CSF Holdings is an unlikely seller, she noted, with more than 40% of the company owned by the Stuzin family. Coral Gables is a "plain vanilla thrift" that converted from mutual to stock ownership in March 1993.

American Savings has a loan office in Chicago that "dilutes the value of the Florida franchise" for a buyer, she said. CSF has operations in Virginia and California, but has sold its Ohio and Illinois franchises and is concentrating on Florida.

The Florida thrift stocks have receded a bit since the Federal Reserve Board raised short-term interest rates in mid-August, but the analyst thinks they should trade closer to their book values.

"Higher interest rates mean lower earnings for thrifts," she said. "Earnings dynamics suggest narrower net interest margins and, modest balance sheet growth for the next few quarters, with slower loan growth in the latter part of 1994."

Thrifts are more sensitive to rising interest rates than commercial banks because of the longer duration of their mortgage portfolios as well aS the absence of many sorts of fee-based revenues at banks.

"Thrifts typically depend on residential real estate, which is highly cyclical. The mortgage business remains a commodity product requiring a low-cost strategy," she emphasized.

The traditional thrift specializes in mortgage lending, with funding derived from nontransaction deposit accounts. Thrifts are usually not their customers' primary institution, with the relationship based on price and not loyalty.

But most price-sensitive depositors have already departed for mutual funds, she said. Meanwhile both regional banks and mortgage banking companies are increasingly competing in the home mortgage arena.

In short, thrifts have restricted pricing power over their products and face tighter spreads than do banks. Many that survived the savings and loan crisis in the 1980s are now being acquired by banks.

The run-up in Florida thrift prices was sparked in part by First Union Corp.'s acquisition of BancFlorida Financial Corp., Naples, and its subsequent purchase of Chase Manhattan Corp.'s branches in the same city.

Ms. Beylus pointed out that First Union had a weak presence in that part of Florida and found the acquisitions less costly than pursuing a branching effort of its own.

But the remaining major thrifts are in South Florida, where the state's three major banks are already well represented. Jacksonville-based Barnett Banks Inc. has the largest share of the state's banking market share, followed by First Union and NationsBank Corp.
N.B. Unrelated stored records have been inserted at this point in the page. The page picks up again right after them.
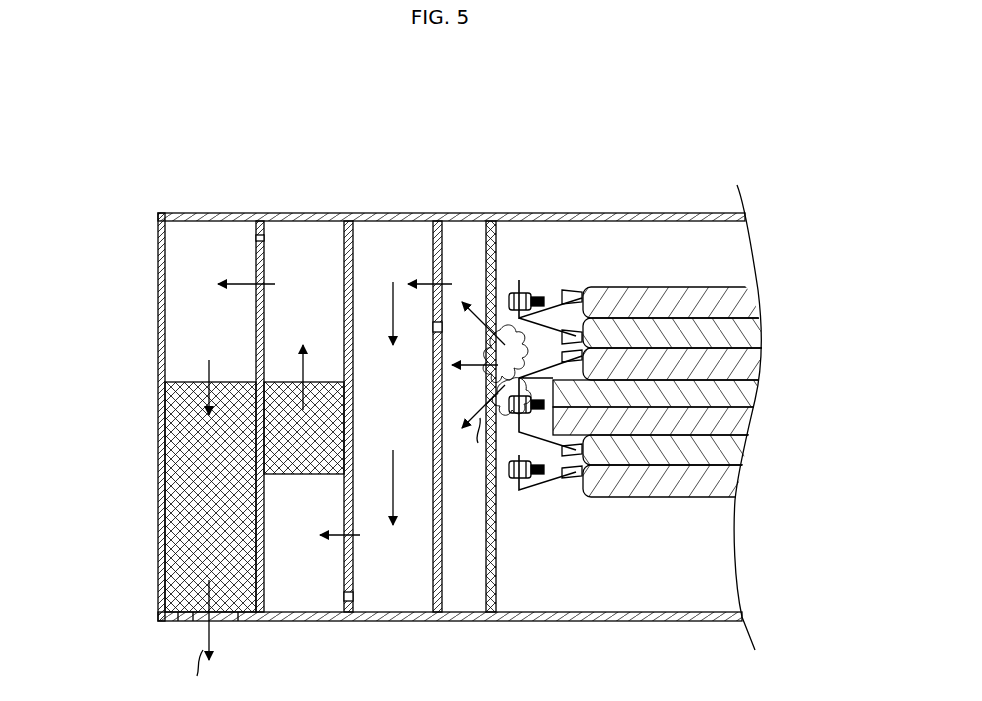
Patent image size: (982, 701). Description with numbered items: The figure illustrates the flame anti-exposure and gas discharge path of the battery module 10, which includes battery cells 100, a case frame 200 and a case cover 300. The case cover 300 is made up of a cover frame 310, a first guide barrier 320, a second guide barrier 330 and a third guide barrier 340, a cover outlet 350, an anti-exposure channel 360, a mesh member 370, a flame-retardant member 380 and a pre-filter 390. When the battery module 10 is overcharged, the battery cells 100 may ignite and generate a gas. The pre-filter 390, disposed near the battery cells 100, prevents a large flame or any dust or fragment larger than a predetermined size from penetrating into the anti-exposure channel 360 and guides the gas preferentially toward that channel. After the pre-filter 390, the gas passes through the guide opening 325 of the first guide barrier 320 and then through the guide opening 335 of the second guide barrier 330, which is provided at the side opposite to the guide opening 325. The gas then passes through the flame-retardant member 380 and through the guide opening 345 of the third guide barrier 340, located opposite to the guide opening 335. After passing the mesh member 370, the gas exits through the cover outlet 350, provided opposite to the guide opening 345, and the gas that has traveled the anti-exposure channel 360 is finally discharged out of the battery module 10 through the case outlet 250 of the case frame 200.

The battery module 10 is at (252, 133).
The battery cell 100 is at (745, 362).
The case frame 200 is at (632, 213).
The case outlet 250 is at (215, 621).
The case cover 300 is at (134, 323).
The cover frame 310 is at (157, 370).
The first guide barrier 320 is at (438, 270).
The guide opening 325 is at (440, 268).
The second guide barrier 330 is at (348, 595).
The guide opening 335 is at (349, 580).
The third guide barrier 340 is at (258, 231).
The guide opening 345 is at (259, 268).
The cover outlet 350 is at (193, 621).
The anti-exposure channel 360 is at (392, 292).
The mesh member 370 is at (233, 380).
The flame-retardant member 380 is at (304, 475).
The pre-filter 390 is at (497, 252).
The analyst said she feels it is unlikely that these superregionals will pay huge premiums to the stock prices of the savings institutions right now.

Nor are other banks now in the state likely to pay big prices for the thrifts.
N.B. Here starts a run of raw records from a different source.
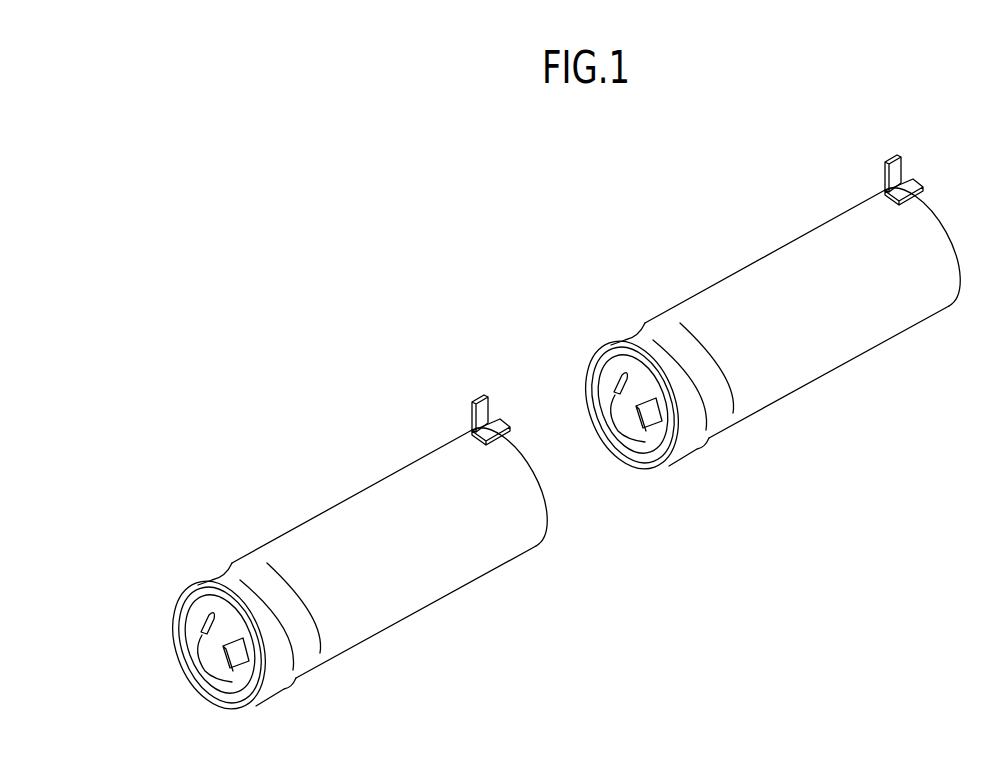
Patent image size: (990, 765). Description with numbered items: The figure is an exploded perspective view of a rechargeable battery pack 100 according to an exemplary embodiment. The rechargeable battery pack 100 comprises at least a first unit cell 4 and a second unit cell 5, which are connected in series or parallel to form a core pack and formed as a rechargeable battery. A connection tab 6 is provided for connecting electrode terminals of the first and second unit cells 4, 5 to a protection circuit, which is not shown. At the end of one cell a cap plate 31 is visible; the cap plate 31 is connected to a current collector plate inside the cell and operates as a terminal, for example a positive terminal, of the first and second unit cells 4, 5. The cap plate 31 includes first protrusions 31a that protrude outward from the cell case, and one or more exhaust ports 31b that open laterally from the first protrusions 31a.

The rechargeable battery pack 100 is at (376, 242).
The first unit cell 4 is at (409, 631).
The second unit cell 5 is at (814, 400).
The connection tab 6 is at (493, 386).
The cap plate 31 is at (767, 538).
The first protrusions 31a is at (643, 441).
The exhaust ports 31b is at (656, 412).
"At this point I don't really feel an outsider would come in and buy these companies," said Ms. Beylus. "It wouldn't work for them, since it would not make them a strong player in these markets."
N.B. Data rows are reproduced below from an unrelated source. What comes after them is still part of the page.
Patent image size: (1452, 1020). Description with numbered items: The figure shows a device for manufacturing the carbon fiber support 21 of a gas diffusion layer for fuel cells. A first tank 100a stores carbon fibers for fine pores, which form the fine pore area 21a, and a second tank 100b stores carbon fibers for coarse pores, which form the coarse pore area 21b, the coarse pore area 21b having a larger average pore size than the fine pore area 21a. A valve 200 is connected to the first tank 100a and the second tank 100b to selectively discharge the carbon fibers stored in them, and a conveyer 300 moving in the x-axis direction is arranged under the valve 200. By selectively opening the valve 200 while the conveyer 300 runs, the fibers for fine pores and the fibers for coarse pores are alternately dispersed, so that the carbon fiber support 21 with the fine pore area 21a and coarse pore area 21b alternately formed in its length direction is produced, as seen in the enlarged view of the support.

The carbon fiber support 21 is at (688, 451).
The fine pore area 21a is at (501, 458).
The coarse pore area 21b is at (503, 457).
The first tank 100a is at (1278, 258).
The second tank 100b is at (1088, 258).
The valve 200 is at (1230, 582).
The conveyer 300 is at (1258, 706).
The analyst, who spent three years at Lehman Brothers before moving to the Florida firm, suggested that investors in the thrifts shift to undervalued bank stocks that will perform well in the current interest rate environment.

She has "strong buy" ratings on Barnett, which she called her "best pick," and on First Union. She has a "hold" rating on Atlanta-based SunTrust Banks Inc., assessing its shares as fully valued fight now.

Ms. Beylus focuses on banks she believes are "poised for the '90s," but she notes that the banking industry in general has "lost a little steam" from the point of view of investors.

"There is a sector rotation away from the stocks," she said. "Rate fears are still ingrained in investors minds." At the same time, "revenue definitely has slowed down, even though the banks are the healthiest they have been in years." For many investors, she said, this means there is "just not much of a story left. They are just ho-hum stocks."

But she also believes, along with many other industry analysts, that concerns about the impact of rising rates on banks is overblown.

"The banks focusing right now on the price-insensitive customers, the retail customers, will probably not see much shrinkage in margins," she says. Loan growth is also helping.

In addition, she said, "most of the margin compression comes from a change in rates rather than simply higher rates. So once rates stabilize, I don't see that margins will come under further significant pressure.